A better pill to swallow
Jeremy Laurance
Better by Atul Gawande Metropolitan Books. Pages 288. `£12.99

This is a book about failure: how it happens, how we learn from it, how we can do better. Although its focus is medicine, its message is for everybody. Against expectations, that turns out to be hugely, enthrallingly optimistic. Atul Gawande is a surgeon at the Brigham and Women’s hospital, Boston. He is also – and this could only happen in America - a staff writer on The New Yorker. He sees medicine from the inside, but with an outsider’s perspective. His book is riveting: packed with insights, its luminous prose lifting effortlessly off the page.
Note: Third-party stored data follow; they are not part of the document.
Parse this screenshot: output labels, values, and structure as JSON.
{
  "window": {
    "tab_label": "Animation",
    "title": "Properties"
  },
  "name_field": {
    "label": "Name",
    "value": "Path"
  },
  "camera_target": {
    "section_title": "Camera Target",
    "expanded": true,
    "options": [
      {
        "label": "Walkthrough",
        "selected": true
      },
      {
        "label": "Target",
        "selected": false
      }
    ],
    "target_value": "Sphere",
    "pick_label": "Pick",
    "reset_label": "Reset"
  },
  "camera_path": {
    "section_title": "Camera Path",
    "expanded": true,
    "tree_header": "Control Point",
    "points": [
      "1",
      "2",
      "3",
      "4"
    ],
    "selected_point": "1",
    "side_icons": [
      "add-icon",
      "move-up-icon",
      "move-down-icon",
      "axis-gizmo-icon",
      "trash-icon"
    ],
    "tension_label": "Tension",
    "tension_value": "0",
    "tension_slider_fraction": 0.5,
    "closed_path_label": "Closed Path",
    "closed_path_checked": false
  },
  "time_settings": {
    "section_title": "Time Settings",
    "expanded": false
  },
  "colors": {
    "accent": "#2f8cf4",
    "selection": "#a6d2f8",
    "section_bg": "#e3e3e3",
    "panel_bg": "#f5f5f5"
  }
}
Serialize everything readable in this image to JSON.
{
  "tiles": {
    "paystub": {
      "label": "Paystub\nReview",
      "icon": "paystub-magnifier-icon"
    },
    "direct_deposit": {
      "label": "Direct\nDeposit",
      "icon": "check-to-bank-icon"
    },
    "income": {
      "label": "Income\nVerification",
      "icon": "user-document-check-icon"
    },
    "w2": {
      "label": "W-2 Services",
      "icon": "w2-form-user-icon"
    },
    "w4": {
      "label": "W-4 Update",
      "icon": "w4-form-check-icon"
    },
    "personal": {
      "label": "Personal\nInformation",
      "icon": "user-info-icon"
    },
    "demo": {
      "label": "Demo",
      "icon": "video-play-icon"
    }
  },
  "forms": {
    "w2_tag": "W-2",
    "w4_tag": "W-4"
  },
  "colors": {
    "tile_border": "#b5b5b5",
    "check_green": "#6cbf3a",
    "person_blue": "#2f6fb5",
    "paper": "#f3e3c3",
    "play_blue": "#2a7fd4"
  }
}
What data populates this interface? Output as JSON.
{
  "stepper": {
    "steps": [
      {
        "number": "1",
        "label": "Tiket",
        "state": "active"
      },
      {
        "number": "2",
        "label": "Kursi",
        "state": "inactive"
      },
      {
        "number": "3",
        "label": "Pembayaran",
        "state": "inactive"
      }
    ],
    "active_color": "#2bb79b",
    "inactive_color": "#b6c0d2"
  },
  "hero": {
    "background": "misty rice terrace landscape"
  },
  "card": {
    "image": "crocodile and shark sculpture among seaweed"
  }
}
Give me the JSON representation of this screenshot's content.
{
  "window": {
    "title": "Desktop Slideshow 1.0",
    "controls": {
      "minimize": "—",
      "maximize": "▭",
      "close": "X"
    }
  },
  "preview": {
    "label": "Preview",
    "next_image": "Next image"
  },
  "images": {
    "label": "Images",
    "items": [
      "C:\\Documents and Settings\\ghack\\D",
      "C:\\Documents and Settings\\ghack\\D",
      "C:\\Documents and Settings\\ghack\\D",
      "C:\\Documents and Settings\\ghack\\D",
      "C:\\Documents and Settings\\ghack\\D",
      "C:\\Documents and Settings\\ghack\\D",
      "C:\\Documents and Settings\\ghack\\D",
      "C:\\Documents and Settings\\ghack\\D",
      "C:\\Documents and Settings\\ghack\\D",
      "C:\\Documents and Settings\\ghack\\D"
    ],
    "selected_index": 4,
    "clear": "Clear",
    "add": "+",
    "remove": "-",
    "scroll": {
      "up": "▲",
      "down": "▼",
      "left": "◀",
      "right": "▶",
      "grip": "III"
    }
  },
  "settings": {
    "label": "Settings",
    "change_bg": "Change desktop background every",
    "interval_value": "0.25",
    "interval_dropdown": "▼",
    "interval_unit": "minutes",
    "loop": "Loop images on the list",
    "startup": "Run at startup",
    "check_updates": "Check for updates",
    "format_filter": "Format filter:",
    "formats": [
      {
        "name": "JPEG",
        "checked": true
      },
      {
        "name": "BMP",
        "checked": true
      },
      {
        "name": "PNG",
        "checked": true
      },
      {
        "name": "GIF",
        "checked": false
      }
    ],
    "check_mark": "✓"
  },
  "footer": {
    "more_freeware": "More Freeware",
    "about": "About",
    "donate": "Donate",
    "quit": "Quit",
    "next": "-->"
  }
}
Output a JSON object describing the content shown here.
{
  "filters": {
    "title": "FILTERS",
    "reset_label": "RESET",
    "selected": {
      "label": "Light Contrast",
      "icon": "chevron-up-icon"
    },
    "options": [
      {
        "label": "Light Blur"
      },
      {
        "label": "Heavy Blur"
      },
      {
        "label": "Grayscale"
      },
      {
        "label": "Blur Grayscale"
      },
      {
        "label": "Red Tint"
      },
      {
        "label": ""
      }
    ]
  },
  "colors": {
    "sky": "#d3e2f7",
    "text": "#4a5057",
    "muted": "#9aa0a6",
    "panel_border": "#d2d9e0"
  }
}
It opens with a case that still haunts him: a Portuguese woman in her seventies whom he was assigned to look after in his final year as a medical student. She "didn’t feel too well", as the technical diagnosis has it, but showed no conventional signs of illness. The trainee Gawande ran the usual tests and waited to see what turned up. It was only thanks to the diligence of his supervisor, who had a hunch something was wrong, that his patient was saved from a resistant, fulminant pneumonia that erupted suddenly and unexpectedly and nearly killed her.

Diligence is fundamental in medicine, first to recognise failure and then to learn from it. As examples, Gawande reports on efforts to eradicate polio in India, to cut military casualties in Iraq and to reduce infection rates in hospitals. None of this involves hi-tech medicine. Instead, it requires constant attention to details which, alone, appear insignificant but when added together can be epoch-changing—getting doctors to wash their hands, for instance.

The story of war casualties is instructive. Over time, though fire-power has increased, lethality has decreased. In the American War of Independence, when soldiers faced bayonets and single-shot rifles, 42 per cent of those wounded died. By World War II, soldiers faced grenades, bombs, shells and machine guns, yet the death rate fell to 30 per cent. Vietnam and the first Iraq war saw only a small improvement — to 25 per cent. The military were desperate to do better, and the assumption was that success would come with new treatments and techniques.

It didn’t. It came by increasing the speed with which casualties were treated, getting medical teams closer to the front. Civilian surgeons speak of the "golden hour" within which, if a trauma victim can be treated, there is a good chance of success. On the battlefield this becomes the "golden five minutes". Getting emergency life support to casualties in the field (basic aid like stemming blood loss), shipping them back for more extensive treatment and then flying the most seriously injured out for specialist surgery has saved innumerable lives.

Among 609 American soldiers wounded in the two battles for Fallujah in 2004, just 10 per cent died. No breakthrough drug or revolutionary surgical technique could have achieved as much. This was about using basic medicine and applying it effectively. Gawande calls it a "stunning accomplishment". So is this book. It is essential reading for doctors and should be handed out with the antibiotics to all users of the NHS. It has already been described as a modern masterpiece—and so it is.